Selama di penjara saya belajar banyak. Tentang kesabaran, kesetiaan, pertemanan, juga tentang politik yang begitu cepat berubah arah. Boleh dibilang hanya beberapa teman dekat, dan tentu saja keluarga, yang rutin mengunjungi. Puluhan teman yang dulu kerap bersama, tak pernah menampakan batang hidung. Seorang sahabat yang diangkat menjadi menteri oleh Presiden Jokowi memblokir WhatsApp. Beberapa teman di pemerintahan dan BUMN idem ditto. Bahkan, beberapa wartawan yang terlibat di Obor Rakyat, yang namanya tak pernah saya sebut dalam pemeriksaan polisi, tak datang ke penjara. Juga beberapa tokoh Nasional yang terkait dengan penerbitan Obor Rakyat pun menghilang ditelan Bumi. Mereka semua sibuk menyelamatkan diri masing-masing.

Saya tak kecewa. Saya mulai memahami begitulah politik. Dalam politik tak ada teman, atau musuh, abadi. Yang ada hanyalah kepentingan yang abadi. Tapi saya tetap dengan sikap awal untuk berjarak dengan Pemerintahan Jokowi.

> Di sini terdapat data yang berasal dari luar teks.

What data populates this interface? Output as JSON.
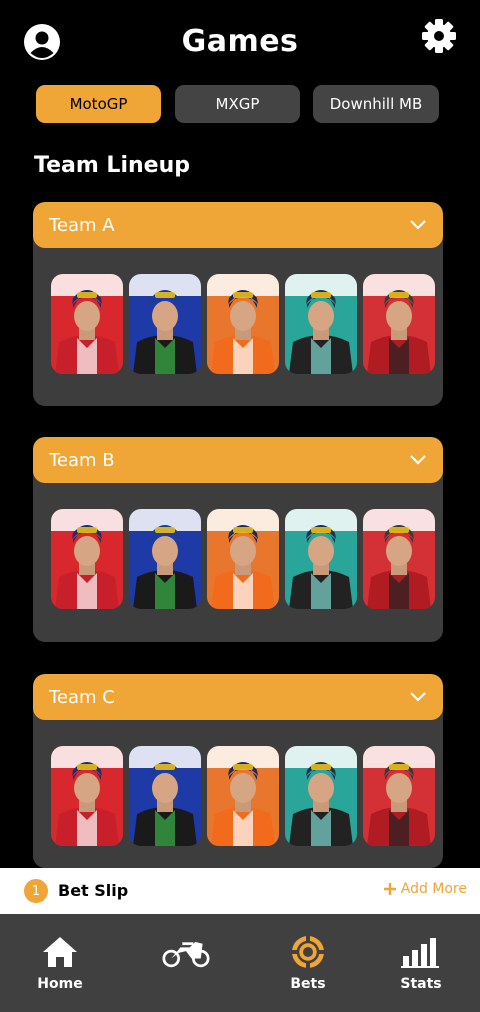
{
  "header": {
    "title": "Games"
  },
  "tabs": [
    {
      "label": "MotoGP",
      "active": true
    },
    {
      "label": "MXGP",
      "active": false
    },
    {
      "label": "Downhill MB",
      "active": false
    }
  ],
  "section_title": "Team Lineup",
  "teams": [
    {
      "name": "Team A",
      "riders": [
        "ducati",
        "yamaha",
        "repsol",
        "petronas",
        "lcr"
      ]
    },
    {
      "name": "Team B",
      "riders": [
        "ducati",
        "yamaha",
        "repsol",
        "petronas",
        "lcr"
      ]
    },
    {
      "name": "Team C",
      "riders": [
        "ducati",
        "yamaha",
        "repsol",
        "petronas",
        "lcr"
      ]
    }
  ],
  "bet_slip": {
    "count": "1",
    "label": "Bet Slip",
    "add_more": "Add More"
  },
  "nav": [
    {
      "label": "Home",
      "icon": "home-icon",
      "active": false
    },
    {
      "label": "",
      "icon": "motorcycle-icon",
      "active": false
    },
    {
      "label": "Bets",
      "icon": "poker-chip-icon",
      "active": true
    },
    {
      "label": "Stats",
      "icon": "bar-chart-icon",
      "active": false
    }
  ],
  "colors": {
    "accent": "#F0A537",
    "card": "#3d3d3d",
    "nav": "#404040"
  }
}
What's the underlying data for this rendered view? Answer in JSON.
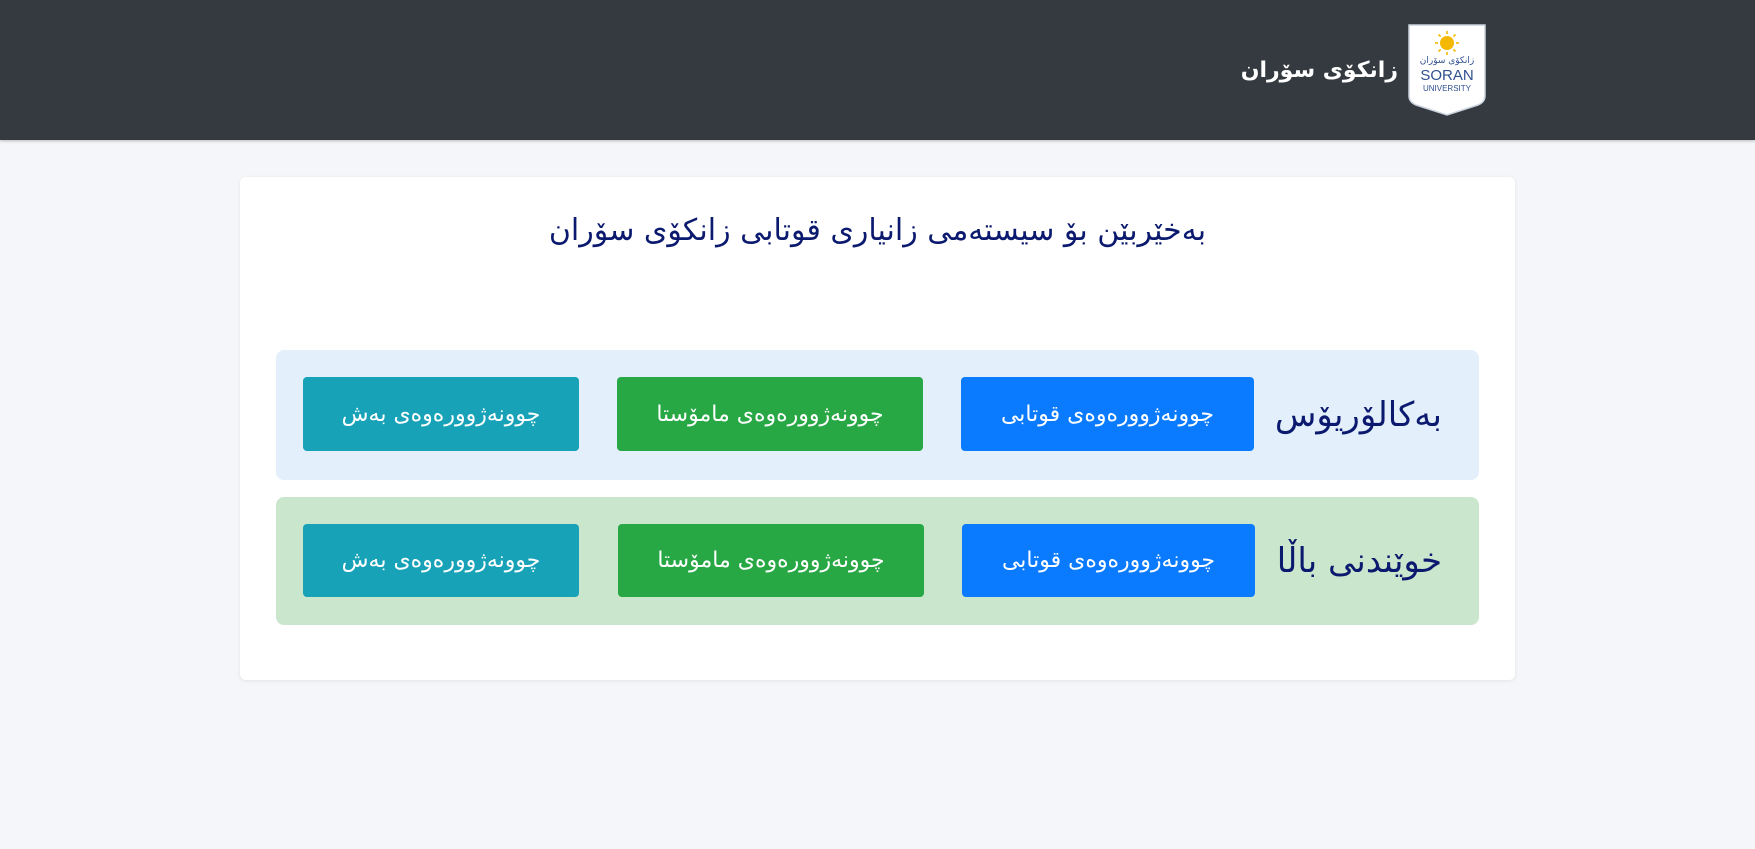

Setelah keluar dari penjara pada 2019, tiga pembantu dekat Presiden Jokowi menemui saya dalam waktu berbeda –seorang Menteri Koordinator, seorang Menteri, dan seorang Jenderal. Semua tawarannya sama: berkolaborasi untuk mendukung Presiden Jokowi. Saya saat itu masih idealis, atau mungkin juga naif, sehingga menampik tawaran yang diberikan. Saya justru menyiapkan penerbitan Tabloid Obor Rakyat Reborn, untuk dijual menjelang Pilpres 2019. Cover-nya memuat foto Habib Rizieq Shihab, yang berhasil diwawancarai wartawan Obor Rakyat di Kota Suci Mekkah.

Sehari sebelum peluncuran Tabloid Obor Rakyat Reborn di Gedung Djoeang ’45, Saya kembali dijebloskan ke Penjara Cipinang. Saya dinyatakan melanggar aturan pembebasan bersyarat karena rencana pelucuran Obor Rakyat itu dianggap meresahkan masyarakat. Tapi syukurlah tak langsung masuk sel. Saya masih diajak ‘berdialog’ di ruang transit KPLP di Penjara Cipinang dengan beberapa pejabat.

Saya sepakat untuk membatalkan peluncuran Tabloid Obor Rakyat Reborn. Pukul sebelas malam saya, yang masih ditemani istri, akhirnya diantar pulang ke rumah oleh tim yang mengaku dari Pejaten. Belakangan saya sadar bahwa keputusan itu pilihan tepat. Itu saya sadari setelah Prabowo Subianto dan Sandiaga Uno, dua pasangan capres yang saya pilih dalam Pilpres 2019, akhirnya menerima tawaran posisi menteri di Pemerintahan Jokowi. Itulah politik.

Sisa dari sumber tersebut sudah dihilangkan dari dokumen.